Both firms also sell products for sequence capture. Roche NimbleGen sells sequence capture arrays and solution-phase SeqCap EZ libraries, while Illumina offers solution-phase TruSeq kits for target enrichment.
"They do have overlapping businesses in the array world, like capture arrays on the front end of sequencing and some [custom] products," said Piper Jaffray's Bill Quirk though he said the "main overlap" between Roche and Illumina will actually be in the companies' respective sequencing businesses. "This overlap is not covered in this FTC request," he noted.
"Certainly in broad terms, NimbleGen has offerings that compete with BeadChips, but the question would be, presumably, to what extent?" said Alastair Mackay of GARP Research. Mackay said that determining that overlap is "not an easy thing to figure out, unless one is intimately familiar with their catalogs."
He added that "since there are so many customer-designed chips," any potential combination would raise the issue of where the two sales forces compete for business.

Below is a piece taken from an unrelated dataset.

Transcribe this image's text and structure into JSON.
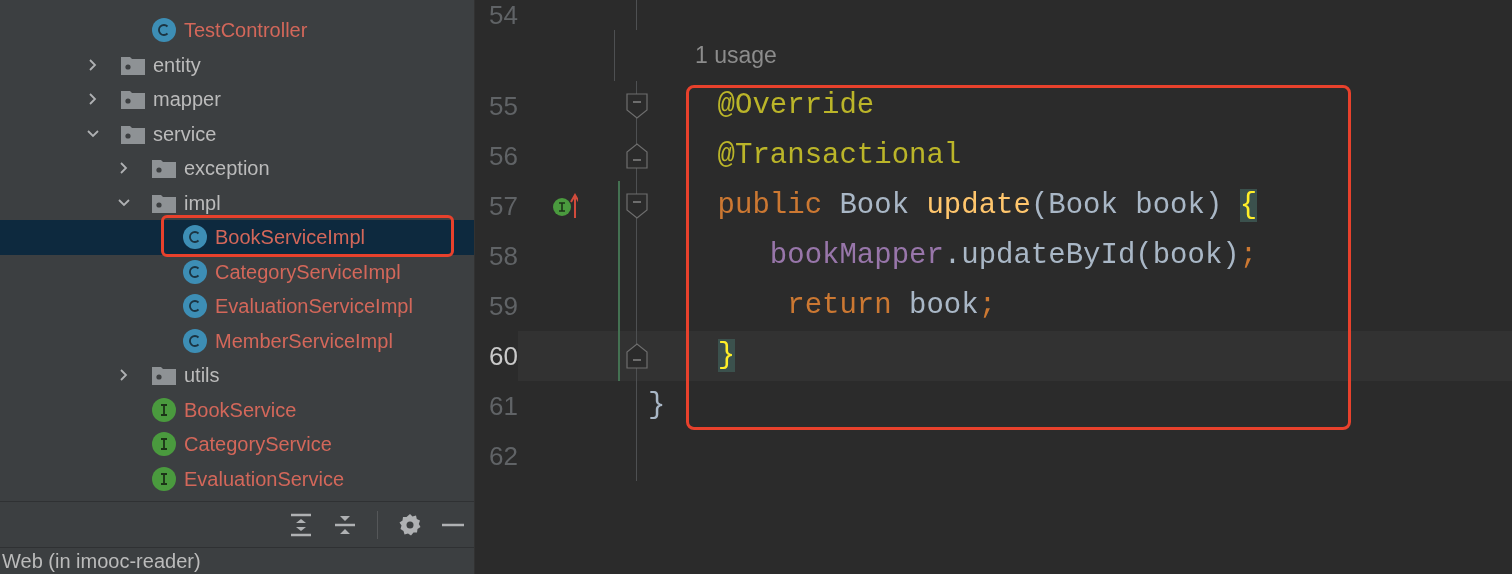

Though Illumina has rejected Roche's overtures to buy the firm, Roche has pressed on with its hostile bid. Last month Roche said that it intends to nominate six candidates for Illumina's board at Illumina's annual shareholders' meeting. Roche also is moving to change Illumina's bylaws in order to expand the number of members on Illumina's board so that it can gain a majority and successfully complete its purchase of Illumina. Illumina meantime has been urging shareholders to reject Roche's nominees and its plan to increase the board size.
This week Illumina set a date for its annual shareholders meeting. It will be held on April 18 in New York.
Leerink Swann's Leonard called the timing of the meeting an "interesting nuance," as Illumina is incorporated in Delaware and Delaware law requires that Illumina hold its meeting within 13 months of the last one. Illumina's last shareholders meeting was held on May 10, 2011, meaning that, technically, the firm could have scheduled its meeting for as late as June 10.
Leonard noted that by setting an earlier date for the meeting, Illumina gave Roche less time to raise its bid.